Siccin 2 holds no punches and is unapologetically perverse while wrapping its black magic devices in a well-wrought story told through excellent acting. This high standard only elevates the validity of the film, while lending it a professional and thorough presentation.

The sound and score of the introduction credits alone are bone-chilling, deliberately jump scaring flashes from the first film just to show you what you already missed. Siccin has some of the creepiest images ever seen in classic supernatural horror and the make-up and effects are some of the best out there.

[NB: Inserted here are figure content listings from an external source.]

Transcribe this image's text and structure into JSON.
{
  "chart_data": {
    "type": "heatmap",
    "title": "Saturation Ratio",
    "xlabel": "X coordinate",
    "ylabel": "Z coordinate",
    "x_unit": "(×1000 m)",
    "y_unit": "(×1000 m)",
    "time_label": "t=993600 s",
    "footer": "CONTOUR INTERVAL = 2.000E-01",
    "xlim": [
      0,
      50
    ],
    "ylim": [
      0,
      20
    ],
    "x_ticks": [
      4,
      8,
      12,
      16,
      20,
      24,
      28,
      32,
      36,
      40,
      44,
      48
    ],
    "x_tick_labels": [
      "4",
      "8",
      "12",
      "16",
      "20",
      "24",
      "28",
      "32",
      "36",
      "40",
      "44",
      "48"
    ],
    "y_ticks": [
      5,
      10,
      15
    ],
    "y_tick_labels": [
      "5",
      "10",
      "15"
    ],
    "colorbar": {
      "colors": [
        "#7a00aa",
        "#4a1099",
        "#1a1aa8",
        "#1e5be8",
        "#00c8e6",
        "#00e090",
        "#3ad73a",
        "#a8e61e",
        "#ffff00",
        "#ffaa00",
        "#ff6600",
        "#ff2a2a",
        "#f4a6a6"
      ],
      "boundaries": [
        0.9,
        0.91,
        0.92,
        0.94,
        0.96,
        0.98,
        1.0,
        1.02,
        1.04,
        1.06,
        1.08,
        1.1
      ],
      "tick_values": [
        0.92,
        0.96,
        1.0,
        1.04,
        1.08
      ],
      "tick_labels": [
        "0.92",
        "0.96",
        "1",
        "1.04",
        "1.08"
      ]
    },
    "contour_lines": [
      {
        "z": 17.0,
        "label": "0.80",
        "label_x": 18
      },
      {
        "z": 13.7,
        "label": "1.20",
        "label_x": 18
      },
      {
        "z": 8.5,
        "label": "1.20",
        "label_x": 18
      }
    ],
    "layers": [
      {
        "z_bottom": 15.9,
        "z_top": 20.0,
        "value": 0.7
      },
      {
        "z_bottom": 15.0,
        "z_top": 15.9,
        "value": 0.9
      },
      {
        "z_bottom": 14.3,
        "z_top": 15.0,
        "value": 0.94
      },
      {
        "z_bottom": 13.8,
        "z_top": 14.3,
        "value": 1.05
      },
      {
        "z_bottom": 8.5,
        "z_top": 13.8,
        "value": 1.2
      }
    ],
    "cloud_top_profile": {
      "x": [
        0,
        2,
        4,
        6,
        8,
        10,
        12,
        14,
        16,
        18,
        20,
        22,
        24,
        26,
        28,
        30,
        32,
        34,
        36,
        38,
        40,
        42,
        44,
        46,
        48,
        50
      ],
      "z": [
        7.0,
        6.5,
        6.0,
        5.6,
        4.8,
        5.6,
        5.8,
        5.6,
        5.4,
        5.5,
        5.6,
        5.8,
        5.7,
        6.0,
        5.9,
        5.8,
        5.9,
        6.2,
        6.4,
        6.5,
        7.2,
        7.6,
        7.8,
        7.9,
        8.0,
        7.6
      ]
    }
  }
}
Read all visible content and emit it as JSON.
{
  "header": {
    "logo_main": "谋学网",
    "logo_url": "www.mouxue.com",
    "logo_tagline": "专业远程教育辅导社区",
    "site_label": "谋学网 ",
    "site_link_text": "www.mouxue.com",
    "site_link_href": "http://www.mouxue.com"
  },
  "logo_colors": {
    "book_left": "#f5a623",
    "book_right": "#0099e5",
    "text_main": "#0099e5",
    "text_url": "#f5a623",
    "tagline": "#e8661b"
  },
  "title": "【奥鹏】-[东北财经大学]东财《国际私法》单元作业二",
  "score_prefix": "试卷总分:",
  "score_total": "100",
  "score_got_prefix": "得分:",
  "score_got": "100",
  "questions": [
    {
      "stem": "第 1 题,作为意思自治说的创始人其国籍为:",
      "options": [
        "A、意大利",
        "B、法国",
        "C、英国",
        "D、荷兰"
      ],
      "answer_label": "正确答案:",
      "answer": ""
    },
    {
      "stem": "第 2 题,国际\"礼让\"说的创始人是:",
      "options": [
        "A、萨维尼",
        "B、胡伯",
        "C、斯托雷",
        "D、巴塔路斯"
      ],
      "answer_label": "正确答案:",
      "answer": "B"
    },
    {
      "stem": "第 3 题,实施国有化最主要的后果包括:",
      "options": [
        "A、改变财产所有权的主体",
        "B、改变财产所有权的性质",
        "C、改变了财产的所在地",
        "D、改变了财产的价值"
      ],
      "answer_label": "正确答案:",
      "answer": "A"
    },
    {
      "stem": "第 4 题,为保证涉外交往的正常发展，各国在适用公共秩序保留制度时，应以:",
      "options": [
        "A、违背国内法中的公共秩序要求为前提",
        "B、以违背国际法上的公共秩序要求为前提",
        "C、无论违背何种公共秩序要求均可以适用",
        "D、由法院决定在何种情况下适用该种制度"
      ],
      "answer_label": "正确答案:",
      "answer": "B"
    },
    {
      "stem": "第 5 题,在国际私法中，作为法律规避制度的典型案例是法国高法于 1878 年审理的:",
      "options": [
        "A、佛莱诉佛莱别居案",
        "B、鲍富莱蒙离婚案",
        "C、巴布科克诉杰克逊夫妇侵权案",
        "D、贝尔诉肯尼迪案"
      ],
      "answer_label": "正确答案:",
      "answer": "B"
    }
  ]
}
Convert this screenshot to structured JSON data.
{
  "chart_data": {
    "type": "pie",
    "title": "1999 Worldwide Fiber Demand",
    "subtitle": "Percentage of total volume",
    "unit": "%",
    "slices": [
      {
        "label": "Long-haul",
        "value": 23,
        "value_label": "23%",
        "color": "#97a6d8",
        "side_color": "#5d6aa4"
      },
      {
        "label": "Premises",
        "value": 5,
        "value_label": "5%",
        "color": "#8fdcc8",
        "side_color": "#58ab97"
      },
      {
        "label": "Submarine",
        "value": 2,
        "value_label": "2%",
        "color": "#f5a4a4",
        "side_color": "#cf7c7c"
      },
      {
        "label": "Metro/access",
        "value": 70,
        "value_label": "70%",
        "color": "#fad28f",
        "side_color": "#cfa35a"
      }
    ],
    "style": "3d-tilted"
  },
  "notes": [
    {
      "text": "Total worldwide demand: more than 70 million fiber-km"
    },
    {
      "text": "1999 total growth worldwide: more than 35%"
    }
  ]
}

Co-written and directed by Alper Mest├ži, the world of Islam and its deep-rooted mysticism is explored while we follow the heartbroken Hicran on her journey to uncover the curse that plagues her family. Not only does this film introduce us to the culture and its darker magic, but it cunningly covers psychological evils such as jealousy and envy that drive people to commit abject evil to get what they want.

Siccin 2 starts with a disturbing suicide and continues to run at that solid pace, conjuring its scenes with a well-balanced cauldron of slithering terror, high emotion and engaging mystery that culminates in a traumatic twist that breaks the self-control of the protagonist.

If you are into the occult, enjoy the practices of other cultures or just love that thrill of feeling your heart explode in an escalating fashion of apprehension, Siccin 2 will leave you smoking a good cigarette afterward.

I do believe that horror is subjective, but on a personal note, this is one of the very few horror films that has ever inspired true foreboding in me. I certainly hope it does you the same favor.